Volume 119, Issue 7, page 896, June 2012
Sir,
We read with interest the article by Cross et al.1 on the use of intra-operative frozen section for suspected early ovarian cancer. We would like to commend the authors for their work in providing these data and we recognise the need for mechanisms that can be used to address the National Institute for Health and Clinical Excellence (NICE) Guidelines CG122, which recommend assessment of the para-aortic lymph nodes in women with early ovarian cancer.2
However, there are a number of areas of practice that we feel need to be examined further before frozen section procedures can be used to alter the management of women with suspected early-stage ovarian cancer.
First, we are perplexed that the authors deemed it necessary to undertake para-aortic lymphadenectomy for women with borderline ovarian tumours. These are by nature an unpredictable class of tumour with mostly good outcomes and little in the way of nonsurgical treatment options when there is disseminated disease. Further, they are usually early-stage tumours and so the utility of a para-aortic lymph node dissection is questionable. If the authors had described the rate of disease in lymph nodes and the difference in outcome this provided for the woman with positive nodes their data would lend stronger support for more widespread implementation.
Accepting this and examining the authors data for ‘all comers’ (Table 1) we calculate that 28.8% (415) of women had an appropriate para-aortic lymph node dissection on the basis of the frozen section prediction, which represents the real-world scenario for the gynaecological oncology surgeon waiting in theatre for a frozen section analysis to be phoned back.
If the authors changed their protocol to only using dissection in women with malignancy on frozen section, 63.8% (918) of women would appropriately not undergo a para-aortic dissection. The total number of women correctly triaged by frozen section analysis would be 92.6%. Of the remainder, 7% would not undergo a para-aortic dissection that should and 0.35% would have a dissection they do not need. Such a protocol change compares with the authors’ figures who, when including a policy of para-aortic dissection for borderline tumours on frozen section, overtreated 8% of the women and undertreated 1.3%.

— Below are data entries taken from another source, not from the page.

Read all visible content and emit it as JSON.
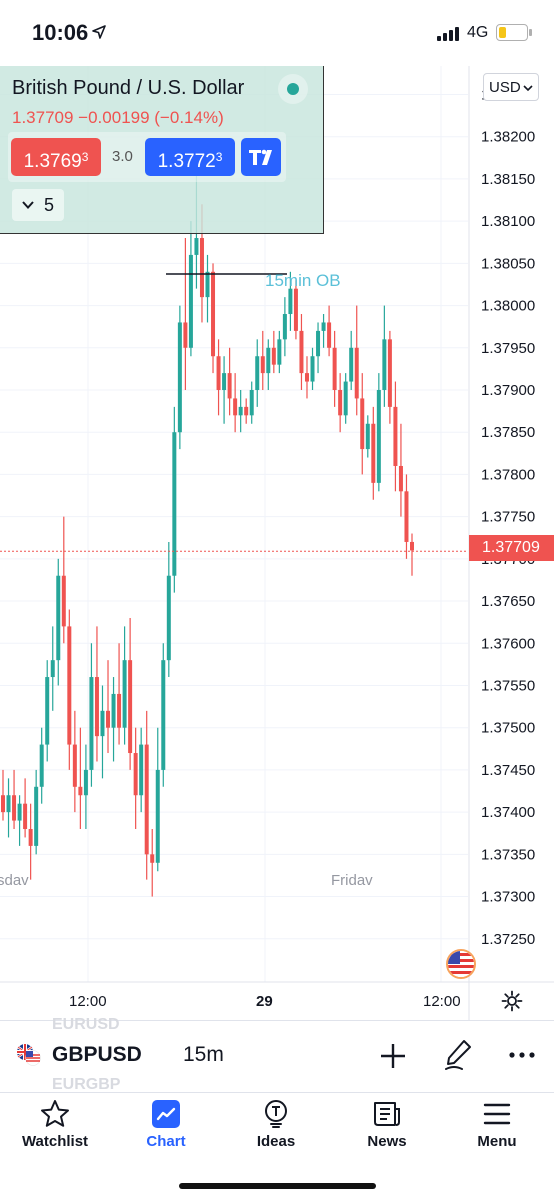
{
  "status_bar": {
    "time": "10:06",
    "network": "4G"
  },
  "instrument": {
    "title": "British Pound / U.S. Dollar",
    "quote": "1.37709  −0.00199 (−0.14%)",
    "sell_price": "1.3769",
    "sell_pipette": "3",
    "spread": "3.0",
    "buy_price": "1.3772",
    "buy_pipette": "3",
    "interval_count": "5"
  },
  "currency": "USD",
  "last_price": "1.37709",
  "annotation": "15min OB",
  "chart": {
    "y_ticks": [
      "1.38250",
      "1.38200",
      "1.38150",
      "1.38100",
      "1.38050",
      "1.38000",
      "1.37950",
      "1.37900",
      "1.37850",
      "1.37800",
      "1.37750",
      "1.37700",
      "1.37650",
      "1.37600",
      "1.37550",
      "1.37500",
      "1.37450",
      "1.37400",
      "1.37350",
      "1.37300",
      "1.37250"
    ],
    "day_labels": [
      "sdav",
      "Fridav"
    ],
    "x_labels": [
      "12:00",
      "29",
      "12:00"
    ],
    "colors": {
      "up": "#26a69a",
      "down": "#ef5350",
      "grid": "#f0f3fa",
      "price_line": "#ef5350"
    }
  },
  "chart_data": {
    "type": "candlestick",
    "symbol": "GBPUSD",
    "interval": "15m",
    "ylim": [
      1.3722,
      1.3827
    ],
    "candles": [
      [
        1.3742,
        1.3745,
        1.3739,
        1.374
      ],
      [
        1.374,
        1.3744,
        1.3737,
        1.3742
      ],
      [
        1.3742,
        1.3745,
        1.3738,
        1.3739
      ],
      [
        1.3739,
        1.3742,
        1.3736,
        1.3741
      ],
      [
        1.3741,
        1.3744,
        1.3737,
        1.3738
      ],
      [
        1.3738,
        1.3741,
        1.3732,
        1.3736
      ],
      [
        1.3736,
        1.3745,
        1.3735,
        1.3743
      ],
      [
        1.3743,
        1.375,
        1.3741,
        1.3748
      ],
      [
        1.3748,
        1.3758,
        1.3746,
        1.3756
      ],
      [
        1.3756,
        1.3762,
        1.3752,
        1.3758
      ],
      [
        1.3758,
        1.377,
        1.3755,
        1.3768
      ],
      [
        1.3768,
        1.3775,
        1.376,
        1.3762
      ],
      [
        1.3762,
        1.3764,
        1.3745,
        1.3748
      ],
      [
        1.3748,
        1.3752,
        1.374,
        1.3743
      ],
      [
        1.3743,
        1.375,
        1.3738,
        1.3742
      ],
      [
        1.3742,
        1.3748,
        1.3738,
        1.3745
      ],
      [
        1.3745,
        1.376,
        1.3743,
        1.3756
      ],
      [
        1.3756,
        1.3762,
        1.3746,
        1.3749
      ],
      [
        1.3749,
        1.3755,
        1.3744,
        1.3752
      ],
      [
        1.3752,
        1.3758,
        1.3747,
        1.375
      ],
      [
        1.375,
        1.3756,
        1.3746,
        1.3754
      ],
      [
        1.3754,
        1.376,
        1.3748,
        1.375
      ],
      [
        1.375,
        1.3762,
        1.3748,
        1.3758
      ],
      [
        1.3758,
        1.3763,
        1.3745,
        1.3747
      ],
      [
        1.3747,
        1.375,
        1.3738,
        1.3742
      ],
      [
        1.3742,
        1.375,
        1.374,
        1.3748
      ],
      [
        1.3748,
        1.3752,
        1.3732,
        1.3735
      ],
      [
        1.3735,
        1.3738,
        1.373,
        1.3734
      ],
      [
        1.3734,
        1.375,
        1.3733,
        1.3745
      ],
      [
        1.3745,
        1.376,
        1.3743,
        1.3758
      ],
      [
        1.3758,
        1.3772,
        1.3756,
        1.3768
      ],
      [
        1.3768,
        1.3788,
        1.3766,
        1.3785
      ],
      [
        1.3785,
        1.38,
        1.3783,
        1.3798
      ],
      [
        1.3798,
        1.3808,
        1.379,
        1.3795
      ],
      [
        1.3795,
        1.381,
        1.3794,
        1.3806
      ],
      [
        1.3806,
        1.3818,
        1.3802,
        1.3808
      ],
      [
        1.3808,
        1.3812,
        1.3798,
        1.3801
      ],
      [
        1.3801,
        1.3806,
        1.3798,
        1.3804
      ],
      [
        1.3804,
        1.3805,
        1.3792,
        1.3794
      ],
      [
        1.3794,
        1.3796,
        1.3787,
        1.379
      ],
      [
        1.379,
        1.3794,
        1.3786,
        1.3792
      ],
      [
        1.3792,
        1.3795,
        1.3787,
        1.3789
      ],
      [
        1.3789,
        1.3792,
        1.3785,
        1.3787
      ],
      [
        1.3787,
        1.379,
        1.3785,
        1.3788
      ],
      [
        1.3788,
        1.3789,
        1.3786,
        1.3787
      ],
      [
        1.3787,
        1.3791,
        1.3786,
        1.379
      ],
      [
        1.379,
        1.3796,
        1.3788,
        1.3794
      ],
      [
        1.3794,
        1.3797,
        1.379,
        1.3792
      ],
      [
        1.3792,
        1.3796,
        1.379,
        1.3795
      ],
      [
        1.3795,
        1.3797,
        1.3792,
        1.3793
      ],
      [
        1.3793,
        1.3797,
        1.3792,
        1.3796
      ],
      [
        1.3796,
        1.3801,
        1.3794,
        1.3799
      ],
      [
        1.3799,
        1.3804,
        1.3797,
        1.3802
      ],
      [
        1.3802,
        1.3803,
        1.3796,
        1.3797
      ],
      [
        1.3797,
        1.3799,
        1.379,
        1.3792
      ],
      [
        1.3792,
        1.3794,
        1.3789,
        1.3791
      ],
      [
        1.3791,
        1.3795,
        1.379,
        1.3794
      ],
      [
        1.3794,
        1.3798,
        1.3792,
        1.3797
      ],
      [
        1.3797,
        1.3799,
        1.3795,
        1.3798
      ],
      [
        1.3798,
        1.38,
        1.3794,
        1.3795
      ],
      [
        1.3795,
        1.3797,
        1.3788,
        1.379
      ],
      [
        1.379,
        1.3792,
        1.3785,
        1.3787
      ],
      [
        1.3787,
        1.3792,
        1.3786,
        1.3791
      ],
      [
        1.3791,
        1.3797,
        1.379,
        1.3795
      ],
      [
        1.3795,
        1.38,
        1.3787,
        1.3789
      ],
      [
        1.3789,
        1.3792,
        1.378,
        1.3783
      ],
      [
        1.3783,
        1.3787,
        1.3782,
        1.3786
      ],
      [
        1.3786,
        1.3788,
        1.3777,
        1.3779
      ],
      [
        1.3779,
        1.3792,
        1.3778,
        1.379
      ],
      [
        1.379,
        1.38,
        1.3788,
        1.3796
      ],
      [
        1.3796,
        1.3797,
        1.3786,
        1.3788
      ],
      [
        1.3788,
        1.3791,
        1.3778,
        1.3781
      ],
      [
        1.3781,
        1.3786,
        1.3775,
        1.3778
      ],
      [
        1.3778,
        1.378,
        1.377,
        1.3772
      ],
      [
        1.3772,
        1.3773,
        1.3768,
        1.3771
      ]
    ]
  },
  "symbol_bar": {
    "symbol": "GBPUSD",
    "timeframe": "15m",
    "prev_symbol": "EURUSD",
    "next_symbol": "EURGBP"
  },
  "tabs": [
    {
      "label": "Watchlist",
      "icon": "star-icon",
      "active": false
    },
    {
      "label": "Chart",
      "icon": "chart-icon",
      "active": true
    },
    {
      "label": "Ideas",
      "icon": "lightbulb-icon",
      "active": false
    },
    {
      "label": "News",
      "icon": "news-icon",
      "active": false
    },
    {
      "label": "Menu",
      "icon": "hamburger-icon",
      "active": false
    }
  ]
}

The answer to deciding which strategy one would wish to take up must come down to the differences in outcome for these women, defined by morbidity and mortality comparisons from overtreatment or undertreatment by surgery or chemotherapy, respectively, and any subsequent influence this has on overall survival. Unfortunately the authors do not provide this information, and only allude to data in preparation that indicate their ability to increase the stage of a woman’s disease. However, this figure can be calculated from their data in Table 1 to equate to 82 women (5.7%) who had a frozen section showing borderline disease but whose final paraffin section report showed a malignancy. Until other centres can validate their techniques and such practice can be shown to translate into a survival benefit for women, it is unlikely that their data will change surgical practice in women with early ovarian cancer.

References

  • 1
    Cross P, Naik R, Patel A, Nayar A, Hemming J, Williamson S, et al. Intra-operative frozen section analysis for suspected early-stage ovarian cancer: 11 years of Gateshead Cancer Centre experience. BJOG 2012;119:194201.